The SSD may solve your problem, but I run BF3 from a separate mechanical HDD on my setup, and don't see the stutterring issues.

Finally, I'd leave the page file alone unless you have direct evidence that it's causing the issues. As Cerb mentions, windows is pretty intelligent about managing PF usage, and in most modern systems, you shouldn't see PF used unless you run out of memory (in which case you'll want it enabled anyway).

Not sure I configured the performance monitor right, but I got some SHITTY performance just now in BF3. Couldn't run the game on HIGH with 5850s XF'd, and even MEDIUM was choppier than it is on a single 5850. Performance monitor shows some SERIOUS spikes in CPU (up to about 70) and a 100 max out of one line which I believe is page faults. To be honest I'd have to do it again to clean up the graphs as I didn't set it up properly.

Right now, sadly, it seems the only game that really likes having the second GPU and shows no adverse effects (stuttering, chop, graphical glitches) is Crysis 2. It just runs like a dream in ULTRA with the high-res textures.
 

NP Complete

Member
Jul 16, 2010
57
0
0
Lots of page faults could be a driver issue. I'll try to capture my performance metrics tonight at home, and perhaps comparing our performance metrics will help pinpoint the issue on your system.
 

Makaveli

Diamond Member
Feb 8, 2002
4,761
1,160
136
The only thing missing is you never mentioned which Ati drivers you are using?
I can play BF3 on high with ultra textures and FXAA and get great fps.Something else is going on with your system if you cannot play at medium with 5850 xfire.

What temps are your videocards hitting under full load?

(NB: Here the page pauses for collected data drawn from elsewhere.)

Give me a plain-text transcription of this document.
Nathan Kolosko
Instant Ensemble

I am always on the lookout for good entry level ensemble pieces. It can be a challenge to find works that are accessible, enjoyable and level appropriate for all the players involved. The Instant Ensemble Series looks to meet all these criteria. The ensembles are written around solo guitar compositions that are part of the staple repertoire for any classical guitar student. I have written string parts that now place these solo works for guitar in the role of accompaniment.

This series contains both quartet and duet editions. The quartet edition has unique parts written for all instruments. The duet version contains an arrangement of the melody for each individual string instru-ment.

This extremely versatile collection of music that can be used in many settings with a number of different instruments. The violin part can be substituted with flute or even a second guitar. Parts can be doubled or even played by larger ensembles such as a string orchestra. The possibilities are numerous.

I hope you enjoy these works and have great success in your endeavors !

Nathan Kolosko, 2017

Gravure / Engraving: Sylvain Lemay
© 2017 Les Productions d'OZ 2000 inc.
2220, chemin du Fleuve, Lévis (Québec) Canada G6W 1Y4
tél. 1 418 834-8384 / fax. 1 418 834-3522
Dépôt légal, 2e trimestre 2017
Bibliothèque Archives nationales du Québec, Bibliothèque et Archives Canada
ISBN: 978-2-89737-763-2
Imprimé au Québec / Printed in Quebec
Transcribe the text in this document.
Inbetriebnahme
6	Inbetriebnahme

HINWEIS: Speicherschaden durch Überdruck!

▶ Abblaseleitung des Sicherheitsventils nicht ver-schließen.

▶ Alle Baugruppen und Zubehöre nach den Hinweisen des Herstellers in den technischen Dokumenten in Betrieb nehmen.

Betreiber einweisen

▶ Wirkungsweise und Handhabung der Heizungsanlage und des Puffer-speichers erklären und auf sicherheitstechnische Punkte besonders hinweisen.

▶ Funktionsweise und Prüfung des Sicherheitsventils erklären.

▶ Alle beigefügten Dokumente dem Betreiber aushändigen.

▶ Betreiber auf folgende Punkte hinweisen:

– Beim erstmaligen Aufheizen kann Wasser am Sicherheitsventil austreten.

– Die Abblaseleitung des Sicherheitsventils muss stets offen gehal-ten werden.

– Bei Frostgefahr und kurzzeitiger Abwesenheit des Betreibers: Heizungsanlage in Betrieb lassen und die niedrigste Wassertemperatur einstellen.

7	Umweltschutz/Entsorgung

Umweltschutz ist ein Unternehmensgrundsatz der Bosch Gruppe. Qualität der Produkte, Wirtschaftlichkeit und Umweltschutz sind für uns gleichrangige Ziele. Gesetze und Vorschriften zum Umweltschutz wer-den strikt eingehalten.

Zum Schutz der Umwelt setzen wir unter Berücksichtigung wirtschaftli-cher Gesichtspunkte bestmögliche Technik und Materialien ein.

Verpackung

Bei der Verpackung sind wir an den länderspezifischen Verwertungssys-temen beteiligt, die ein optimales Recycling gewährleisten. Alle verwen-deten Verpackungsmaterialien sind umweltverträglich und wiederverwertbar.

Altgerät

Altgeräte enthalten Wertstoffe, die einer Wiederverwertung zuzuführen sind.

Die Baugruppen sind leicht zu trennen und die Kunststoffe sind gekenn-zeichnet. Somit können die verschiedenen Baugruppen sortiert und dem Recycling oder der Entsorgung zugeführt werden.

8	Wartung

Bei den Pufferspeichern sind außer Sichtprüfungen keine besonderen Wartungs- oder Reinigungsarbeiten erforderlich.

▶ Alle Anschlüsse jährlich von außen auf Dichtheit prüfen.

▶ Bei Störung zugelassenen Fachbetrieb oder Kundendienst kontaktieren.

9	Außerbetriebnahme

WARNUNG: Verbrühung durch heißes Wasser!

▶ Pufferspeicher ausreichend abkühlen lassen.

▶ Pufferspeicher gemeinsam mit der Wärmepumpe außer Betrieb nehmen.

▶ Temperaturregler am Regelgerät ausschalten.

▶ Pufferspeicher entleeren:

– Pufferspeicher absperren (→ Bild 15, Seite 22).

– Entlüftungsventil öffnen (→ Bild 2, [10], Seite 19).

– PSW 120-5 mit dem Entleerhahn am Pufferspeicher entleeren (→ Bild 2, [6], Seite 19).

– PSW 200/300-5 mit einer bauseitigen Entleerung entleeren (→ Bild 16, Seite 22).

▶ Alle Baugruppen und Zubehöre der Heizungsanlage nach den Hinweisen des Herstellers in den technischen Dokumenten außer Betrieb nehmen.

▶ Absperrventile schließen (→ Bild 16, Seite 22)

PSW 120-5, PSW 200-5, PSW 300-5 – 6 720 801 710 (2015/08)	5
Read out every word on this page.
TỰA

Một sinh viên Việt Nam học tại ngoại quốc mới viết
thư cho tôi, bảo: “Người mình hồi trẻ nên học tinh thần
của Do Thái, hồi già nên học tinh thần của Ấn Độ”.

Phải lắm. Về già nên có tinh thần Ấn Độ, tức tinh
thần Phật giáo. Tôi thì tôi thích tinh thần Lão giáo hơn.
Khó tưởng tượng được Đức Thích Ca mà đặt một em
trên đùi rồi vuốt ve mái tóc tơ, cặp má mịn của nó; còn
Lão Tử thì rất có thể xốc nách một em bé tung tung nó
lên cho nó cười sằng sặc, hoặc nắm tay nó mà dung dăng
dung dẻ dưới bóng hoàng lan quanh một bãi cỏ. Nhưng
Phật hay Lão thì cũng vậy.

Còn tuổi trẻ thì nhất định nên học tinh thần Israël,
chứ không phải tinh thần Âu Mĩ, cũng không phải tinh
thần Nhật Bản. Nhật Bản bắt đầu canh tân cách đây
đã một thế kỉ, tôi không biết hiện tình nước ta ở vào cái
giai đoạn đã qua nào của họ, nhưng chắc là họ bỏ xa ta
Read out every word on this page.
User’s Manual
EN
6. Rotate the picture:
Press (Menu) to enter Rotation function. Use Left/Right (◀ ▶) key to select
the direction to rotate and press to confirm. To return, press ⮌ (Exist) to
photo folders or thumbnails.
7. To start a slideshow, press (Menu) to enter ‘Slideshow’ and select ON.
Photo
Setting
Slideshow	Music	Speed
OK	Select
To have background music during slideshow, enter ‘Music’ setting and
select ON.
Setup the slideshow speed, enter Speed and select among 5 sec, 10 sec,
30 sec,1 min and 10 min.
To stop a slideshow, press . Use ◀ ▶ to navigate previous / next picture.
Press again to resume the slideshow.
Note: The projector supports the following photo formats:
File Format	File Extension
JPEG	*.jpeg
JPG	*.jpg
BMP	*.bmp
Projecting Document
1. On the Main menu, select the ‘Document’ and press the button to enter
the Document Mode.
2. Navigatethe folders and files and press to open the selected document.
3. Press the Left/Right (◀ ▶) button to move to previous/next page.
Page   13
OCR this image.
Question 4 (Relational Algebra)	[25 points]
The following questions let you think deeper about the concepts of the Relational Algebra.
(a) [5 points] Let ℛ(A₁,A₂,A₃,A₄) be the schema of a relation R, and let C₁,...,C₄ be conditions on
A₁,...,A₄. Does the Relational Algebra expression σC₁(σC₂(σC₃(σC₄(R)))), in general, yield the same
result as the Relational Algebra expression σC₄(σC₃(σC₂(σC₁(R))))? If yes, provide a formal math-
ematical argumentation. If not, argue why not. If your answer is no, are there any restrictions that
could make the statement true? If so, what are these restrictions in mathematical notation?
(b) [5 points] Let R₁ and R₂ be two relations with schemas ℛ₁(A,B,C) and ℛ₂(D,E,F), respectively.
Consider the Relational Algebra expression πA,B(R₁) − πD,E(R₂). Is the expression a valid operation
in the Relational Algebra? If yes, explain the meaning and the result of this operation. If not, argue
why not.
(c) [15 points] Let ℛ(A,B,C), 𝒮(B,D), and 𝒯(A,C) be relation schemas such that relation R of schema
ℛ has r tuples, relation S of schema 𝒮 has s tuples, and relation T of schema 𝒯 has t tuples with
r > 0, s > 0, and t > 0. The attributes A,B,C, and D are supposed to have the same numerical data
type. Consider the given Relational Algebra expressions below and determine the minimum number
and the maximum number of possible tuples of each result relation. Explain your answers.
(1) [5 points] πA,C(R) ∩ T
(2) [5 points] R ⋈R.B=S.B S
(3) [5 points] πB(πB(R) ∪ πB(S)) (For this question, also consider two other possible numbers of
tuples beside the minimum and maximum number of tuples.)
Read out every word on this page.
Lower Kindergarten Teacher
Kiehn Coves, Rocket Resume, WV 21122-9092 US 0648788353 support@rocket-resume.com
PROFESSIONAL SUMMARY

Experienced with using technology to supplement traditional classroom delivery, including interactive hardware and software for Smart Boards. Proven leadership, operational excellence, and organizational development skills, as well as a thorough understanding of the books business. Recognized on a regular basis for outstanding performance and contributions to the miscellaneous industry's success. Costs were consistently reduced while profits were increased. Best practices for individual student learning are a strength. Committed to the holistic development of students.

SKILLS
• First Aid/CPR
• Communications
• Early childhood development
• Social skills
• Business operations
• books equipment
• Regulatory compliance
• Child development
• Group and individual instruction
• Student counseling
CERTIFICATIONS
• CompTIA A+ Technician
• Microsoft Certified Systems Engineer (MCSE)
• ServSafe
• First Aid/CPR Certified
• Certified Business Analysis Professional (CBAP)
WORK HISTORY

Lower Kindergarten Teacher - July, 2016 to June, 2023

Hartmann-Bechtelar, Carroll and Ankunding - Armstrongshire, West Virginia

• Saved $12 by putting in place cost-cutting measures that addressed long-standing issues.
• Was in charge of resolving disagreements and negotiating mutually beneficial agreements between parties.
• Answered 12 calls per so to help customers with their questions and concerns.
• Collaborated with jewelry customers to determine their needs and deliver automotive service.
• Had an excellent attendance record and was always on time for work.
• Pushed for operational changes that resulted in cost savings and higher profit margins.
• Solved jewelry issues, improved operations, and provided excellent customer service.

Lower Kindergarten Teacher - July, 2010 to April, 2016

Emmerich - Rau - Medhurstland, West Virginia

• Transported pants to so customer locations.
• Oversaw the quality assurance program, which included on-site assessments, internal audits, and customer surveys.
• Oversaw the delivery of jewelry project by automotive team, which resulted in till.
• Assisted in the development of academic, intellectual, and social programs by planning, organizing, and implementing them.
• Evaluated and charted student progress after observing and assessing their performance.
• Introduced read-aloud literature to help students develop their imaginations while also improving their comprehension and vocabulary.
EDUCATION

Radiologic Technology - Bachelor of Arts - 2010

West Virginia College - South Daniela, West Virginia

Most current DX version installed?

What apps are running in the background while playing?
 

ptg

Junior Member
Mar 19, 2012
1
0
0
A couple quick things that wont hurt to check:

I had this problem in TF2 a while back..not sure if your stuttering is similar but fwiw I used a -heapsize command adjusted to the amount of RAM I have (6GB) which basically fixed the heavy stuttering problem. I'm not sure if BF3 has something similar?

Also another thing that was hurting performance (causing chopping) was vsync was disabled so fps was going much higher than my monitor's refresh rate.